Most sectors are facing challenges that significantly impact the bottom line:

  • UK importers must invest in time and resources to deal with Brexit paperwork and increased haulage costs.
  • Construction, retail and manufacturing are affected by major supply chain issues due to ongoing impact of Suez Canal crisis.
  • Leisure, hospitality and food production sectors are experiencing staff shortages and supply chain issues.
  • Ongoing costs of Covid preparedness, environmental concerns and current energy crisis is also hitting every sector.  

Next steps: Consider increasing prices to as high a level as possible without destroying activity. At the same time, carry out a review of all business activity – whether it’s losing poor margin customers, cutting ineffective advertising or reducing supplier costs through switching and negotiation. These will all present opportunities to improve profit immediately. 

Price increases may also be more palatable if they are introduced incrementally. But most importantly, service is key – customers will be loyal if you provide a quality service that is markedly better than the competition.  

Verdict: The aim must always be to prioritise sales with a focus on capital management. 

Be proactive: budgeting ahead of time is essential

Stuart Crook, Partner, Wellers

We are still experiencing a lag created by the impact of Brexit which is more of a long-term challenge than short-term issues caused by Covid-19.

Transportation costs and duties have risen sharply, with manufacturing industry particularly hard hit because of the shortage of raw materials.

We have also seen reports of significant increases to operating costs which has reached 8 per cent within the hospitality sector.

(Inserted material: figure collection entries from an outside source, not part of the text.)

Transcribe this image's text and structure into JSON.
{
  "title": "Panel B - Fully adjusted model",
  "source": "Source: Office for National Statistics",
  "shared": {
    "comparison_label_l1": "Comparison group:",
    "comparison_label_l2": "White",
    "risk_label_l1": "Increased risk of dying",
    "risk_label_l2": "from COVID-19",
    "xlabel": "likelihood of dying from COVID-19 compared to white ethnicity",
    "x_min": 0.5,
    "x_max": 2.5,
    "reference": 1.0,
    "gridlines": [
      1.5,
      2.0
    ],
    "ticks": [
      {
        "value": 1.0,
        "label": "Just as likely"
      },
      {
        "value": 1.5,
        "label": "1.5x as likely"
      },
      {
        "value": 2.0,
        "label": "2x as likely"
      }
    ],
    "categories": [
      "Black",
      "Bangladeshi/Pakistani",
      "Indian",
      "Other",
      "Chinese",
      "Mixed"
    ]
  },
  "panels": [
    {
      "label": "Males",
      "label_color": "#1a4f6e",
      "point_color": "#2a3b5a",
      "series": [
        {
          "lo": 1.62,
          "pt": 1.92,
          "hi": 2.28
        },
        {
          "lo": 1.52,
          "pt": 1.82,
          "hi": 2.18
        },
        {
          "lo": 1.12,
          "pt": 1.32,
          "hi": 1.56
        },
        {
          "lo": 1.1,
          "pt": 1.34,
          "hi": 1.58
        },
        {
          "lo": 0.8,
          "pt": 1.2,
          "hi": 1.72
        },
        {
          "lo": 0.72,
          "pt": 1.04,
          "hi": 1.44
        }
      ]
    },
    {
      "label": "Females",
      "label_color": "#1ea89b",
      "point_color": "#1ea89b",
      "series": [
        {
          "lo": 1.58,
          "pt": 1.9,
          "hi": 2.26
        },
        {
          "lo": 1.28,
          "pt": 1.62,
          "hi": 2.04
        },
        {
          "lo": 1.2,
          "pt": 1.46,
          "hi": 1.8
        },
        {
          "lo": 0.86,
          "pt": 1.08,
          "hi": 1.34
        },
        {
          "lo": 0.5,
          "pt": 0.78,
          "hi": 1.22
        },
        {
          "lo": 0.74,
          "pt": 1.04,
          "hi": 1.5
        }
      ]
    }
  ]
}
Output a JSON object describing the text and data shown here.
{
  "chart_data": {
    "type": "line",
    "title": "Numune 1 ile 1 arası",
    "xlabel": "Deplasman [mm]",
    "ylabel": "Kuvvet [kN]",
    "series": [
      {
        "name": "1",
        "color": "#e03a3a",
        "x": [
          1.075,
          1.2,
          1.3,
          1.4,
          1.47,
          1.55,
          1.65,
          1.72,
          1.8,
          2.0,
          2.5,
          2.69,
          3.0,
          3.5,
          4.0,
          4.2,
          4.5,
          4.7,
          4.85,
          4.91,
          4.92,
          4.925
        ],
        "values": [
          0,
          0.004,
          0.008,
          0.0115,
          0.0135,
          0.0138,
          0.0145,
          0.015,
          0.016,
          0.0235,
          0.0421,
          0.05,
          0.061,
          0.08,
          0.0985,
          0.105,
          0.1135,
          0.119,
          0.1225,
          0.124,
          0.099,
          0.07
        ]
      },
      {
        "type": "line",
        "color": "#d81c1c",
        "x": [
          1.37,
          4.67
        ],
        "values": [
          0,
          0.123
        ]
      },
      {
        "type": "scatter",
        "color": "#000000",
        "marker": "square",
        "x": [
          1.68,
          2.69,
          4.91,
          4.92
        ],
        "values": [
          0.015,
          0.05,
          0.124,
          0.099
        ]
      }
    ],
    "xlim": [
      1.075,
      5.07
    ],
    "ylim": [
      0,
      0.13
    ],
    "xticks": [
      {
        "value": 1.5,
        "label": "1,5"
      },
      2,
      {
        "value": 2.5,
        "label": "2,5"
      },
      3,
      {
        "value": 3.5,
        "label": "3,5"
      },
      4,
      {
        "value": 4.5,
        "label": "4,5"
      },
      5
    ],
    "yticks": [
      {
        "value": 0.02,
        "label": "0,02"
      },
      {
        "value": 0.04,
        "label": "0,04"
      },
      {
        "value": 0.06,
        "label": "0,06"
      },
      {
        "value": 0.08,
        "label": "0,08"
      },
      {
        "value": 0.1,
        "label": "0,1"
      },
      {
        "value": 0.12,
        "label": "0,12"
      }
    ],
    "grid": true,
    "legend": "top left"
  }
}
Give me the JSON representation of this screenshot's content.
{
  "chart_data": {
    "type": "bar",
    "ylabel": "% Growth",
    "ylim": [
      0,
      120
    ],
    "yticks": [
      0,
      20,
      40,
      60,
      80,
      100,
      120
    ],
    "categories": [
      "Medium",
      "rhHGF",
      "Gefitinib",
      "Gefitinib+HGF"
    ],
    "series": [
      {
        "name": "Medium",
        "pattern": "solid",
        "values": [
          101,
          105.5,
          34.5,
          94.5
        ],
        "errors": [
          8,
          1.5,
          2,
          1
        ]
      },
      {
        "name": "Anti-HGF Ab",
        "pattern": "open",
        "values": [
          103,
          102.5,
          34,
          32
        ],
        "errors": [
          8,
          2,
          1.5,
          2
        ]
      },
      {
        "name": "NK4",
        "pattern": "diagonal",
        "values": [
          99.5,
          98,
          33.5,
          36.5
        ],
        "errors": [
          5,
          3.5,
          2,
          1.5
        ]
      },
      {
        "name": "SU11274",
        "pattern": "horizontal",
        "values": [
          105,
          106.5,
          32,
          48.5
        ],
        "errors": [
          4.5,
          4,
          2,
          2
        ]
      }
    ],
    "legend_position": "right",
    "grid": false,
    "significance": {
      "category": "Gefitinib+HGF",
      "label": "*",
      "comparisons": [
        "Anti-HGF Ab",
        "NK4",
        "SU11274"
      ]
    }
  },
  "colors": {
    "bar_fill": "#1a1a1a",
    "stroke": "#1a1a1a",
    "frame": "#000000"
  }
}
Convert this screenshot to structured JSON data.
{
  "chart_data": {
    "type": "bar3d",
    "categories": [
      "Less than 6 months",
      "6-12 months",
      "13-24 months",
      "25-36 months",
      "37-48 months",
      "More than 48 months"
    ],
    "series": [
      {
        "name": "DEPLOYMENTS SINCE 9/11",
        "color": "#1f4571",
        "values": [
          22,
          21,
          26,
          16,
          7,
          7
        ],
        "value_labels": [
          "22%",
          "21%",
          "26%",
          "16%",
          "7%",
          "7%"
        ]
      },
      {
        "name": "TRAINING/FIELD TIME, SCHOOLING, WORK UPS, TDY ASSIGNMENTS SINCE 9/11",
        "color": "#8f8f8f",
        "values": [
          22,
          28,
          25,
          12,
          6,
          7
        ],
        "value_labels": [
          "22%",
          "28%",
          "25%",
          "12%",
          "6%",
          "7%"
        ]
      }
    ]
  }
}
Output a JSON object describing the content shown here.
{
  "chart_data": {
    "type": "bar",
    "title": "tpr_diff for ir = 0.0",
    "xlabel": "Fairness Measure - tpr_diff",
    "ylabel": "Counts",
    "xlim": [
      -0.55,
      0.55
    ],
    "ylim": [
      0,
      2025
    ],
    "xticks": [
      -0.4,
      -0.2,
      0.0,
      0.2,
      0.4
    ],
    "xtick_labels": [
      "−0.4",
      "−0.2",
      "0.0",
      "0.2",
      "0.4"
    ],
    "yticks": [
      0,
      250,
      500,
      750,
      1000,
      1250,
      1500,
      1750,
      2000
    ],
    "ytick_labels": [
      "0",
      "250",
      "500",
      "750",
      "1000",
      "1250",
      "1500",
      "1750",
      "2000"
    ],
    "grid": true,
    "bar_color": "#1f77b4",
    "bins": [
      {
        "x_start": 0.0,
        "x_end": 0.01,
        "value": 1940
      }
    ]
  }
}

The important thing for managing profit margins is to understand that everyone is expecting costs to rise, so planning for next year and budgeting is essential. It’s much harder to recoup costs retrospectively than it is to be proactive.

Next steps:

  • Budget for wage inflation alongside operating costs.
  • Prepare for pressure from employees during wage reviews – as tax goes up, there will be less in their wage packets.
  • Look at price lists and tenders and start managing expectations. Businesses need to start passing on the costs now, rather than in hindsight.
  • Analyse cost lines and test various factors like cost increases to see impact they have on cost margins.
  • Find out where in the working capital cycle the business is and identify the pinch points to help with cash flow and managing margins.
  • Don’t be afraid to turn away business where margins are too tight.

Verdict: Planning and budgeting is essential but remember to focus on profit rather than turnover.

Annie Makoff is a freelance journalist and editor.